The guy must had been a pretty good shot. Sparrows are pretty small in size let alone shooting a moving one...








​


----------



## JoninNH (Jan 29, 2004)

Well, you see MarboroughCitizen taught him everything he ever knew about marksmanship.


----------



## Cinderella (Jun 17, 2005)

lmao u two!!


----------



## dcs2244 (Jan 29, 2004)

You need "four and twenty" to make a pie...or was that blackbirds? Blackbirds are bigger than sparrows...you'd probably need "four and forty" to make a pie, and you know what they say: "...dress to the right and cover down...four and forty all around..."! In any event, "them are good eatin'..."!


----------



## CJIS (Mar 12, 2005)

dcs2244 said:


> You need "four and twenty" to make a pie...or was that blackbirds? Blackbirds are bigger than sparrows...you'd probably need "four and forty" to make a pie, and you know what they say: "...dress to the right and cover down...four and forty all around..."! In any event, "them are good eatin'..."!

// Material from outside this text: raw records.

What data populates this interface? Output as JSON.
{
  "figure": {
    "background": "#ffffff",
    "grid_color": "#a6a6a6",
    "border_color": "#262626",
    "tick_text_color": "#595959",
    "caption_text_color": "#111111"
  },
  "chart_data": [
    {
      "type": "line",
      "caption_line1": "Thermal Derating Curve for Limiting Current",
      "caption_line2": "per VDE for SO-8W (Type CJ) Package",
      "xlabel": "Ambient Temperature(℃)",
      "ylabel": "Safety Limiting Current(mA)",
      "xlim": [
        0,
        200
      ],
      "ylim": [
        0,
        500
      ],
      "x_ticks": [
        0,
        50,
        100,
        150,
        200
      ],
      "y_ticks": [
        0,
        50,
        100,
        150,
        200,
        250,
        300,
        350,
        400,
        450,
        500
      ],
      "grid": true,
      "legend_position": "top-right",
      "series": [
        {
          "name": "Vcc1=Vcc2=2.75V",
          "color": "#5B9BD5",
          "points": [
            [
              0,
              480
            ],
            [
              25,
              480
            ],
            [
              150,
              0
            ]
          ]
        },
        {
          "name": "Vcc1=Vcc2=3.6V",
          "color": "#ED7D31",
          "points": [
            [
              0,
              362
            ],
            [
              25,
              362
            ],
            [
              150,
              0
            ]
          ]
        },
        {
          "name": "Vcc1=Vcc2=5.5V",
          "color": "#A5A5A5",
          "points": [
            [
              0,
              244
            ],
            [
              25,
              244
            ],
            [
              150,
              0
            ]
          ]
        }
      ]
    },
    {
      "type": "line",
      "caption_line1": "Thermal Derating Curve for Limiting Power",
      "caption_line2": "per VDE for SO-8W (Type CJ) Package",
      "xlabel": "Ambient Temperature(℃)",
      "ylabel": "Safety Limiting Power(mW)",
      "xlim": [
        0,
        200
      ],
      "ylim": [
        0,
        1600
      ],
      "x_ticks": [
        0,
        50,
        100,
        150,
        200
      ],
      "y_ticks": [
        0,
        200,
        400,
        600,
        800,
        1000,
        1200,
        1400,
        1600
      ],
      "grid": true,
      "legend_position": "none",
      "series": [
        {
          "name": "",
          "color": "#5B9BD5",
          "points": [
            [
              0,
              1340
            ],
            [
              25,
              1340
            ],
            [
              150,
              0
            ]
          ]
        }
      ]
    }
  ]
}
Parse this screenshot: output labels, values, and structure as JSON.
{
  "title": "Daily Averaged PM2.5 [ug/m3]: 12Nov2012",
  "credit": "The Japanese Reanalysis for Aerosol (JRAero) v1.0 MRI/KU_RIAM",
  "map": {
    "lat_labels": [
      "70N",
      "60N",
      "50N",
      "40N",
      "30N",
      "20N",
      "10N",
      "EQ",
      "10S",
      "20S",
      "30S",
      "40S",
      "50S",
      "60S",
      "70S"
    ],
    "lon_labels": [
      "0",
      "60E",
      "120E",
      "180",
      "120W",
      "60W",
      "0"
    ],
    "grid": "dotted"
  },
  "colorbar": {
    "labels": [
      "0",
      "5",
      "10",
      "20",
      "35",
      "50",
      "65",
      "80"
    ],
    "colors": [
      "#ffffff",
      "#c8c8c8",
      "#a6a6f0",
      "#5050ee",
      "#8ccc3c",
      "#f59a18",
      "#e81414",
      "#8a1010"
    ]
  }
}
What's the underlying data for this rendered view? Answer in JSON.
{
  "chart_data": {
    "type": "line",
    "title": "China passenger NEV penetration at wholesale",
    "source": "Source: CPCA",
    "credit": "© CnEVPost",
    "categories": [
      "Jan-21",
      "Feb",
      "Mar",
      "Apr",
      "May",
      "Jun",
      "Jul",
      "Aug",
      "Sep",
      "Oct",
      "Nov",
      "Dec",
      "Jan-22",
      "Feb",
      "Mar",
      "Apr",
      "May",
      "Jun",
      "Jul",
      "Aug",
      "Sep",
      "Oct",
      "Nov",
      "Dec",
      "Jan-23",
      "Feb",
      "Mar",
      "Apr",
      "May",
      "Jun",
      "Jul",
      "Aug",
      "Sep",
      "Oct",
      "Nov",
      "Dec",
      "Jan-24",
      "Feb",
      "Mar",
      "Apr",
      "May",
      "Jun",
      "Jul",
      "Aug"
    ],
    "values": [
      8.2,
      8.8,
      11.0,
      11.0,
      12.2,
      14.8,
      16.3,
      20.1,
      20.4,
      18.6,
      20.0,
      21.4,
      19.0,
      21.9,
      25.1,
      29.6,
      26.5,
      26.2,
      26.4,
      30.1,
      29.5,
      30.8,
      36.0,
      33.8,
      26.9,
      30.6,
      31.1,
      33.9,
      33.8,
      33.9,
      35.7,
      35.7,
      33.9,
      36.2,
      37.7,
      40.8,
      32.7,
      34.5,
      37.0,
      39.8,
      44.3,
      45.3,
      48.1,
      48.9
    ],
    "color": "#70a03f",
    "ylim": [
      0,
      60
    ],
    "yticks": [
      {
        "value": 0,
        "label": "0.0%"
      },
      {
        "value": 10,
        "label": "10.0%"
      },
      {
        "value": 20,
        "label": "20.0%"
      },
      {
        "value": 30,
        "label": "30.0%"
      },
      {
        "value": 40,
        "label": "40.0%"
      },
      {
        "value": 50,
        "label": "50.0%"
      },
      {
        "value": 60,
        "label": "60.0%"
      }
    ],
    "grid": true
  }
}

:ermm: What the Deuce are you talking about?


----------



## Crvtte65 (May 19, 2002)

npd_323 said:


> :ermm: What the Deuce are you talking about?


You like that saying don't you?:t:


----------



## CJIS (Mar 12, 2005)

Crvtte65 said:


> You like that saying don't you?:t:


Uhh maybe... :innocent:


----------



## dcs2244 (Jan 29, 2004)

npd, you must have flunked nursery school...


----------



## LawMan4525 (Dec 6, 2005)

My dept. the two "commandos" shot a rabid squirell with 2 slugs from a Benelli Super 90...why? Because the euthanization shotgun was left at the station...2 slugs, 1 squirell...trigger happy


----------



## CJIS (Mar 12, 2005)

LawMan4525 said:


> My dept. the two "commandos" shot a rabid squirell with 2 slugs from a Benelli Super 90...why? Because the euthanization shotgun was left at the station...2 slugs, 1 squirell...trigger happy


Reminds my of a skunk Incident with our department... I'll let you imagine what happened...


----------